I would like to see more from the tree of temptation and even some more challenges with all the housemates involved. Mastermind with Vinnie was kind of ok, if anyone knows the rules he does, maybe even a bit of a jobsworth, it was his hearing that let him down rather than his knowledge in the end, but at least Sov got some purple hair dye to save her from anymore bad hair day embarrassment, Nicola got a cuddly toy which I thought was rather nice being as she misses her child so much, Sisqo got a thong or something and Stephen got an ice cold beer, would of preferred coffee. Maybe give him some water he could turn it into wine for the normal people in the house. Just when you thought the preacher had been possessed Freud was exorcised and back came bible bashing Baldwin to finally sort out Alex Reid once and for all. He held his hand and got him to pray along, I actually believe he married Alex tonight, when Alex finds out he will be furious at the fact he never even got to wear a dress.

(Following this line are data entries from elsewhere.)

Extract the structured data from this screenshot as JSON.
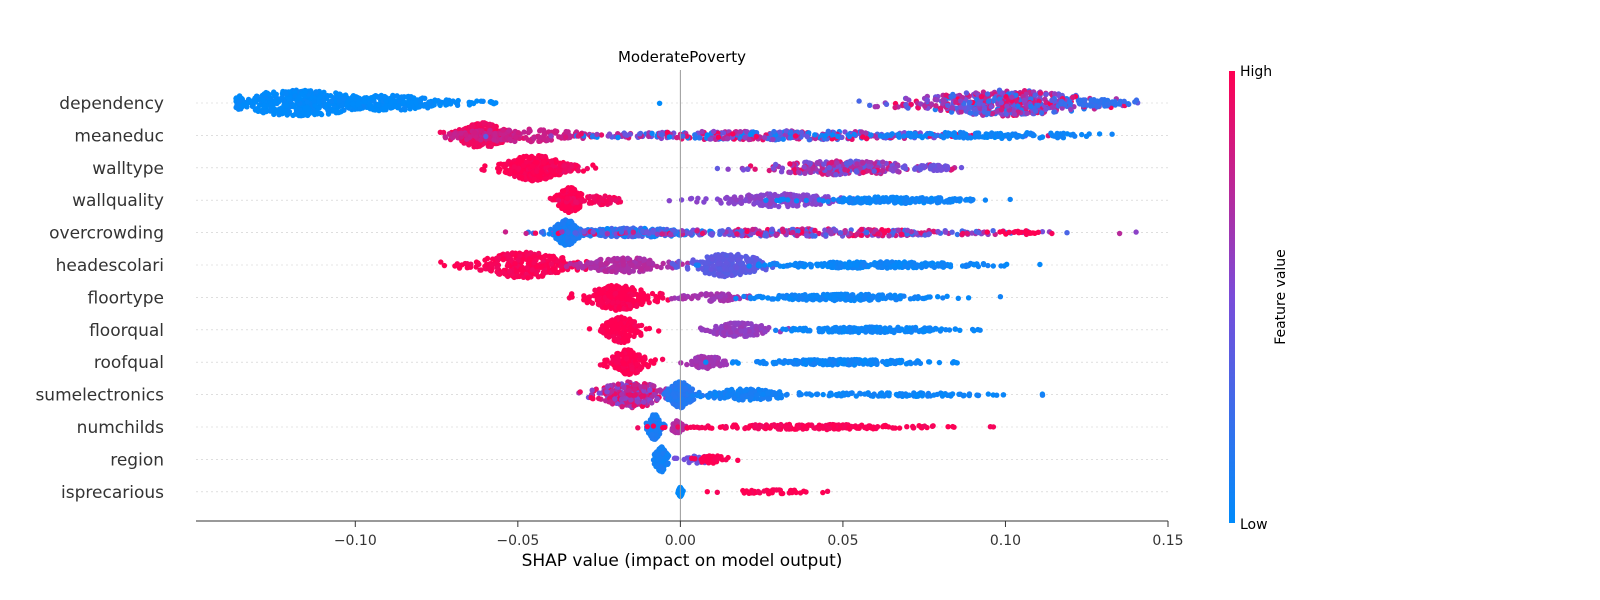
{
  "chart_data": {
    "type": "scatter",
    "subtype": "shap-beeswarm",
    "title": "ModeratePoverty",
    "xlabel": "SHAP value (impact on model output)",
    "xlim": [
      -0.149,
      0.15
    ],
    "xticks": [
      -0.1,
      -0.05,
      0.0,
      0.05,
      0.1,
      0.15
    ],
    "xtick_labels": [
      "−0.10",
      "−0.05",
      "0.00",
      "0.05",
      "0.10",
      "0.15"
    ],
    "zero_line": 0.0,
    "colorbar": {
      "label": "Feature value",
      "high_label": "High",
      "low_label": "Low",
      "high_color": "#ff0052",
      "low_color": "#008bfb"
    },
    "features": [
      {
        "name": "dependency",
        "clusters": [
          {
            "center": -0.117,
            "spread": 0.012,
            "n": 420,
            "thick": 1.0,
            "v": 0.0
          },
          {
            "center": -0.09,
            "spread": 0.009,
            "n": 200,
            "thick": 0.6,
            "v": 0.0
          },
          {
            "center": -0.07,
            "spread": 0.008,
            "n": 40,
            "thick": 0.2,
            "v": 0.0
          },
          {
            "center": -0.134,
            "spread": 0.002,
            "n": 8,
            "thick": 0.2,
            "v": 0.0
          },
          {
            "center": -0.007,
            "spread": 0.0005,
            "n": 1,
            "thick": 0.1,
            "v": 0.0
          },
          {
            "center": 0.066,
            "spread": 0.0005,
            "n": 1,
            "thick": 0.1,
            "v": 1.0
          },
          {
            "center": 0.1,
            "spread": 0.015,
            "n": 500,
            "thick": 1.0,
            "v": 0.55,
            "vspread": 0.45
          },
          {
            "center": 0.128,
            "spread": 0.006,
            "n": 60,
            "thick": 0.3,
            "v": 0.2
          }
        ]
      },
      {
        "name": "meaneduc",
        "clusters": [
          {
            "center": -0.061,
            "spread": 0.004,
            "n": 300,
            "thick": 1.0,
            "v": 0.95
          },
          {
            "center": -0.05,
            "spread": 0.012,
            "n": 150,
            "thick": 0.5,
            "v": 0.8
          },
          {
            "center": -0.02,
            "spread": 0.001,
            "n": 2,
            "thick": 0.1,
            "v": 0.6
          },
          {
            "center": 0.03,
            "spread": 0.03,
            "n": 400,
            "thick": 0.35,
            "v": 0.5,
            "vspread": 0.5
          },
          {
            "center": 0.095,
            "spread": 0.02,
            "n": 120,
            "thick": 0.25,
            "v": 0.05
          }
        ]
      },
      {
        "name": "walltype",
        "clusters": [
          {
            "center": -0.045,
            "spread": 0.005,
            "n": 300,
            "thick": 1.0,
            "v": 1.0
          },
          {
            "center": -0.035,
            "spread": 0.004,
            "n": 40,
            "thick": 0.3,
            "v": 0.95
          },
          {
            "center": 0.05,
            "spread": 0.014,
            "n": 260,
            "thick": 0.55,
            "v": 0.65,
            "vspread": 0.3
          },
          {
            "center": 0.078,
            "spread": 0.004,
            "n": 30,
            "thick": 0.2,
            "v": 0.45
          }
        ]
      },
      {
        "name": "wallquality",
        "clusters": [
          {
            "center": -0.034,
            "spread": 0.002,
            "n": 200,
            "thick": 1.0,
            "v": 1.0
          },
          {
            "center": -0.025,
            "spread": 0.005,
            "n": 60,
            "thick": 0.35,
            "v": 0.95
          },
          {
            "center": 0.03,
            "spread": 0.01,
            "n": 180,
            "thick": 0.5,
            "v": 0.55
          },
          {
            "center": 0.065,
            "spread": 0.014,
            "n": 180,
            "thick": 0.25,
            "v": 0.05
          }
        ]
      },
      {
        "name": "overcrowding",
        "clusters": [
          {
            "center": -0.035,
            "spread": 0.002,
            "n": 220,
            "thick": 1.0,
            "v": 0.1
          },
          {
            "center": -0.015,
            "spread": 0.012,
            "n": 250,
            "thick": 0.35,
            "v": 0.2,
            "vspread": 0.2
          },
          {
            "center": 0.04,
            "spread": 0.035,
            "n": 350,
            "thick": 0.28,
            "v": 0.6,
            "vspread": 0.4
          },
          {
            "center": 0.105,
            "spread": 0.005,
            "n": 20,
            "thick": 0.15,
            "v": 1.0
          }
        ]
      },
      {
        "name": "headescolari",
        "clusters": [
          {
            "center": -0.048,
            "spread": 0.008,
            "n": 300,
            "thick": 1.0,
            "v": 0.98
          },
          {
            "center": -0.017,
            "spread": 0.007,
            "n": 180,
            "thick": 0.6,
            "v": 0.7
          },
          {
            "center": 0.015,
            "spread": 0.006,
            "n": 260,
            "thick": 0.9,
            "v": 0.38
          },
          {
            "center": 0.06,
            "spread": 0.018,
            "n": 250,
            "thick": 0.25,
            "v": 0.05
          }
        ]
      },
      {
        "name": "floortype",
        "clusters": [
          {
            "center": -0.019,
            "spread": 0.005,
            "n": 280,
            "thick": 1.0,
            "v": 1.0
          },
          {
            "center": 0.01,
            "spread": 0.006,
            "n": 60,
            "thick": 0.3,
            "v": 0.65
          },
          {
            "center": 0.05,
            "spread": 0.014,
            "n": 220,
            "thick": 0.25,
            "v": 0.05
          }
        ]
      },
      {
        "name": "floorqual",
        "clusters": [
          {
            "center": -0.018,
            "spread": 0.003,
            "n": 180,
            "thick": 1.0,
            "v": 1.0
          },
          {
            "center": 0.018,
            "spread": 0.005,
            "n": 120,
            "thick": 0.55,
            "v": 0.6
          },
          {
            "center": 0.06,
            "spread": 0.014,
            "n": 200,
            "thick": 0.22,
            "v": 0.05
          }
        ]
      },
      {
        "name": "roofqual",
        "clusters": [
          {
            "center": -0.016,
            "spread": 0.003,
            "n": 180,
            "thick": 1.0,
            "v": 1.0
          },
          {
            "center": 0.008,
            "spread": 0.003,
            "n": 70,
            "thick": 0.5,
            "v": 0.65
          },
          {
            "center": 0.05,
            "spread": 0.014,
            "n": 220,
            "thick": 0.22,
            "v": 0.05
          }
        ]
      },
      {
        "name": "sumelectronics",
        "clusters": [
          {
            "center": -0.015,
            "spread": 0.006,
            "n": 260,
            "thick": 1.0,
            "v": 0.75,
            "vspread": 0.25
          },
          {
            "center": 0.0,
            "spread": 0.002,
            "n": 200,
            "thick": 1.0,
            "v": 0.15
          },
          {
            "center": 0.02,
            "spread": 0.007,
            "n": 130,
            "thick": 0.45,
            "v": 0.08
          },
          {
            "center": 0.065,
            "spread": 0.018,
            "n": 120,
            "thick": 0.15,
            "v": 0.05
          }
        ]
      },
      {
        "name": "numchilds",
        "clusters": [
          {
            "center": -0.008,
            "spread": 0.001,
            "n": 160,
            "thick": 1.0,
            "v": 0.1
          },
          {
            "center": -0.001,
            "spread": 0.001,
            "n": 60,
            "thick": 0.5,
            "v": 0.7
          },
          {
            "center": 0.04,
            "spread": 0.022,
            "n": 200,
            "thick": 0.2,
            "v": 0.98
          }
        ]
      },
      {
        "name": "region",
        "clusters": [
          {
            "center": -0.006,
            "spread": 0.001,
            "n": 100,
            "thick": 1.0,
            "v": 0.08
          },
          {
            "center": 0.005,
            "spread": 0.003,
            "n": 40,
            "thick": 0.3,
            "v": 0.45
          },
          {
            "center": 0.01,
            "spread": 0.003,
            "n": 40,
            "thick": 0.3,
            "v": 1.0
          }
        ]
      },
      {
        "name": "isprecarious",
        "clusters": [
          {
            "center": 0.0,
            "spread": 0.0003,
            "n": 120,
            "thick": 0.35,
            "v": 0.0
          },
          {
            "center": 0.028,
            "spread": 0.008,
            "n": 40,
            "thick": 0.15,
            "v": 1.0
          }
        ]
      }
    ]
  }
}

So, you have one more day of voting. Ask yourselves a question, who deserves to be there based solely on their performance in the house? Ivana and Stephanie for sure, Vinnie? well of course he is the winner so he has to stay to the end. Dane? Yeah i think so, he is honest, plays his part, gets involved, Nicola, yeah she can stay, she is naive, a sweetheart and only wants to please (You seen page 3 right) Sisqo needs to stay in with that butt to keep Stephen and the ladies happy, Stephen just because he is a loose cannon and doesn't think before he speaks, I so hope he annoys Vinnie and feels the wrath of a real God, Jonas has to stay also at least until the next eviction, even if only to keep him and Katia apart, she is leaving for sure, Heather Mills could be in there and Katia would still get voted out. Heidi has to stay at least until she provides exact instructions on the 101 uses for fixodent and that just leaves the purple headed baked bean thieving, corned beef hogging, attention seeking 'Lady' HUH! Lady? Sovereign. Yo Sov, sod off, heehee that rhymes, I'm gonna go and write anuvver song innit.

To vote for justice;
Katia 09011 323005
Sov 09011 323006
Oh I seem to have forgotten the other nominee, ah, never mind, those 2 are enough. See you on eviction night.